Andando nel dettaglio dei motivi che rendono gli studenti italiani i più insoddisfatti, salta all’occhio il dato relativo al tempo dell’insegnamento, che appaga il 56% del totale contro il 70% della media. Un altro aspetto con cui gli universitari italiani devono fare i conti è quello economico: oltre 4 su 10 (43%) si dichiarano preoccupati dalla gestione delle spese quotidiane, dato poco superiore alla media sovranazionale (40%). Infine, più di un terzo degli studenti (37%) pensa di aver ottenuto un buon rapporto qualità-prezzo dai servizi offerti dal proprio ateneo, valore inferiore a quelli di tutte le altre nazioni, fatta eccezione per il Regno Unito. Gli studenti italiani sono anche tra i più pessimisti nel ritenere che l’università possa aiutarli a risolvere i loro problemi, come quelli legati all’alloggio (53%), alla salute (47%), alla vita sociale (46%) e alle finanze (44%), valori sopra la media.

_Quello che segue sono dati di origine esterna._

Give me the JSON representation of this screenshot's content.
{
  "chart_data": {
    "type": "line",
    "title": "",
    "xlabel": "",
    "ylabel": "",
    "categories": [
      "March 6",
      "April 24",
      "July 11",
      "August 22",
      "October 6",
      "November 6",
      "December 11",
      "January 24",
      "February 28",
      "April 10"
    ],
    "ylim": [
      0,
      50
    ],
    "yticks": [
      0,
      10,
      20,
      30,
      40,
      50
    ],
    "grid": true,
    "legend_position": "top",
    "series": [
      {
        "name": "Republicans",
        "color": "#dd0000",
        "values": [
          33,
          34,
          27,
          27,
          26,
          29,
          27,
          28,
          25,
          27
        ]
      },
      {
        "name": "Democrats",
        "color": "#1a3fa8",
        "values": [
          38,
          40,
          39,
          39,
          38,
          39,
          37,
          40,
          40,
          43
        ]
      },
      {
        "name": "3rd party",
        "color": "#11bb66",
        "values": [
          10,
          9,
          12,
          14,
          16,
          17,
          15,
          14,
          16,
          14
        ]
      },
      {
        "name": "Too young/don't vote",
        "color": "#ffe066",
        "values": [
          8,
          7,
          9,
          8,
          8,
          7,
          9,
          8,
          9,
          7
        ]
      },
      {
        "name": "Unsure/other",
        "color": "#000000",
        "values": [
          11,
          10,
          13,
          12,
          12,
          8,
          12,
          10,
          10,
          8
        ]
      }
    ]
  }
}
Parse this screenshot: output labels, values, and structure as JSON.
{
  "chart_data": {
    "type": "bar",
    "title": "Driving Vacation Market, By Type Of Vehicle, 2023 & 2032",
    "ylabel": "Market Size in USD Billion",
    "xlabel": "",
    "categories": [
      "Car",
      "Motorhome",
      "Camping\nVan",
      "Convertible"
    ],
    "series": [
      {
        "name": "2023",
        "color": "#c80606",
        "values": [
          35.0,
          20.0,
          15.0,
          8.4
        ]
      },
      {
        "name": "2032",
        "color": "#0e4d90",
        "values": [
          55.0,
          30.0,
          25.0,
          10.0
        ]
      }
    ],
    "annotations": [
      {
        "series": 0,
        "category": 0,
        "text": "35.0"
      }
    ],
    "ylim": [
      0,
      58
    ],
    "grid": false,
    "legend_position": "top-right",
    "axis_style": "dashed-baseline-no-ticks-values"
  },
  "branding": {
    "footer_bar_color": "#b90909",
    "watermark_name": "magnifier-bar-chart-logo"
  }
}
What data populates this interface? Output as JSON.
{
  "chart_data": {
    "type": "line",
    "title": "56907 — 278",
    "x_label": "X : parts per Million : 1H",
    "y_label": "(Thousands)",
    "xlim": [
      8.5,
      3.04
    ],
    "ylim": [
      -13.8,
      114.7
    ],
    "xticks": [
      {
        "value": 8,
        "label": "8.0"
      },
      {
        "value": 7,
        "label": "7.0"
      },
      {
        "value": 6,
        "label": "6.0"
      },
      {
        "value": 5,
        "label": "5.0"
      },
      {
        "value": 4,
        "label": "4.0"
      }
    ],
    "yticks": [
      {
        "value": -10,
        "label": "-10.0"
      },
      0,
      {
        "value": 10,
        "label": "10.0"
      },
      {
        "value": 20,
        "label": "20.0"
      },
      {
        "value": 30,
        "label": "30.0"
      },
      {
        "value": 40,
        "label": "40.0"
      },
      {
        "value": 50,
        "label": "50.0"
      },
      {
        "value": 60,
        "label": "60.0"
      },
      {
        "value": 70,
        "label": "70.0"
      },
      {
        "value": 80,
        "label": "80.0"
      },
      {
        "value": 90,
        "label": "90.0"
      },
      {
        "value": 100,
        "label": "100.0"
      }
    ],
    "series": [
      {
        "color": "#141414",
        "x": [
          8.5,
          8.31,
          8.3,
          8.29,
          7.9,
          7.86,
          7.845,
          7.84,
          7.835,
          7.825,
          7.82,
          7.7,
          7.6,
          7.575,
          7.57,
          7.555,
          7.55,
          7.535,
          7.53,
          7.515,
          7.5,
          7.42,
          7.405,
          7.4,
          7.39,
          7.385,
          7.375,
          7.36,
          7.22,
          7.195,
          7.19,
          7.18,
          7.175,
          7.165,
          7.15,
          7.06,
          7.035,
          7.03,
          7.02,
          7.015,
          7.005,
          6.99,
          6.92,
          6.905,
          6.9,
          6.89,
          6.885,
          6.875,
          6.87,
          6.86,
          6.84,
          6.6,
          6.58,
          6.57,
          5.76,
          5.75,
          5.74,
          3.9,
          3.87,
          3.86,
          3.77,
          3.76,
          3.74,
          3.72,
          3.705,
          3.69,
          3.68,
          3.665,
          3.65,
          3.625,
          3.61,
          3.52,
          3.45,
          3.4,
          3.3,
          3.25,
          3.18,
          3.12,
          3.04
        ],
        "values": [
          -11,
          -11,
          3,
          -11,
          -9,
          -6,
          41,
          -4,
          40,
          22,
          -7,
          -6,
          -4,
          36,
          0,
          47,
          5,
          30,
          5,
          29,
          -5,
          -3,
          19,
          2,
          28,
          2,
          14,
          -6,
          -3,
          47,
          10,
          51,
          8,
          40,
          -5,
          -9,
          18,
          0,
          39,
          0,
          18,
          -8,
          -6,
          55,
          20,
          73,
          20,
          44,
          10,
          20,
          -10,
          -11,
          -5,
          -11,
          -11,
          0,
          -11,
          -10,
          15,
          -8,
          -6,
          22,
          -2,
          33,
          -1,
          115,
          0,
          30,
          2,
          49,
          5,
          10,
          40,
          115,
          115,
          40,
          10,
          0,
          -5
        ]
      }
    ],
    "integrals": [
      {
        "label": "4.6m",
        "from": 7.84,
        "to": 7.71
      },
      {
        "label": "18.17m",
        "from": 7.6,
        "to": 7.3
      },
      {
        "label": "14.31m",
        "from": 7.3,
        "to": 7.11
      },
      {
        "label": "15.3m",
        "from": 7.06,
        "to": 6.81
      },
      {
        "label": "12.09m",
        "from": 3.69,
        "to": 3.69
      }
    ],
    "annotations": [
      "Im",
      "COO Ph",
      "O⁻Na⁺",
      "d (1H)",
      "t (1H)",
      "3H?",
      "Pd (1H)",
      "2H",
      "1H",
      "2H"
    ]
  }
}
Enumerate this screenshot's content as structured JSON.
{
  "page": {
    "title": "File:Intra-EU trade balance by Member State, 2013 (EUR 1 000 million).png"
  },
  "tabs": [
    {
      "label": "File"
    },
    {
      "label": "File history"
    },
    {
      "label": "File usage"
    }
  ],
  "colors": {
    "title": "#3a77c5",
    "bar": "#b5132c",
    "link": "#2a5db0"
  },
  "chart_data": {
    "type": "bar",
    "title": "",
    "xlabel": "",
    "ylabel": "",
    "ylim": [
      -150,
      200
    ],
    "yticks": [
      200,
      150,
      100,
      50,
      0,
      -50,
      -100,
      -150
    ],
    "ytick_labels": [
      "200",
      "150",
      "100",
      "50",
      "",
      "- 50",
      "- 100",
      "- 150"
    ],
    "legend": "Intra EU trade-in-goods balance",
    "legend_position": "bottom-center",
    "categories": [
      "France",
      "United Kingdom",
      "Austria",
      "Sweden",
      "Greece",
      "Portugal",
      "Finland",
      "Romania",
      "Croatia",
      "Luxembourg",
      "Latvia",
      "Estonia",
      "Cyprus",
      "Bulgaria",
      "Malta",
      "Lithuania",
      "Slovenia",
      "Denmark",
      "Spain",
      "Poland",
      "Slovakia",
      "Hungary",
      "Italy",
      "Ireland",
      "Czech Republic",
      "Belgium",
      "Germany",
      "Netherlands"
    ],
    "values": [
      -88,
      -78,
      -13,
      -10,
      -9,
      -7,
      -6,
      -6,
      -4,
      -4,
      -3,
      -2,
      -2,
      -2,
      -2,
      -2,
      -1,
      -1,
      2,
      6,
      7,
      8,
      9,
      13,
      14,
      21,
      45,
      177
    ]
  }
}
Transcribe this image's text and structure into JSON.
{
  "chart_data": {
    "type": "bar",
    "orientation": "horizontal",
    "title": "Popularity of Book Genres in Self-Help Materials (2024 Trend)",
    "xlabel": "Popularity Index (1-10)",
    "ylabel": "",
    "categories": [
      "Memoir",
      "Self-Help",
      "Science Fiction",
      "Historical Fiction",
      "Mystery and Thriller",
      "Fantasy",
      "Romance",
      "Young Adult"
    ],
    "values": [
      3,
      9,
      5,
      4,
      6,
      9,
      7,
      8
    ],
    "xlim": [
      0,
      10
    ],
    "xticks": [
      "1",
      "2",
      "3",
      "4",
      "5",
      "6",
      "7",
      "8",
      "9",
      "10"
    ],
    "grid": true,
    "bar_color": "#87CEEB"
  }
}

«Sorprende un poco la scarsa soddisfazione per il rapporto costi-benefici dell’istruzione universitaria. Le università pubbliche italiane, a dispetto di certi luoghi comuni, presentano costi di accesso fortemente contenuti a fronte di una qualità media elevata che ci viene internazionalmente riconosciuta», spiega Paolo Cherubini, Prorettore Vicario dell’Università degli Studi di Milano-Bicocca. Per Loredana Garlati, Prorettore all’Orientamento e Job Placement dell’Università degli Studi di Milano-Bicocca, invece «la preoccupazione del futuro in un società complessa come quella attuale e in un momento di crisi economica ma anche di valori sembra scoraggiare e condizionare la visione di un percorso universitario, come se si avvertisse una mancanza di proporzionalità tra l’impegno di studio e le possibilità di lavoro. Vista dal lato positivo, lo studente non vede più l’università come un “esamificio”, ma come una comunità da cui attendere non solo qualità didattica ma anche supporto nella soluzione dei propri problemi attraverso servizi orientamento, counselling, alloggi, luoghi di aggregazione, sport et, oltre a servizi efficienti, ma su questo le università italiane hanno ancora molto da fare».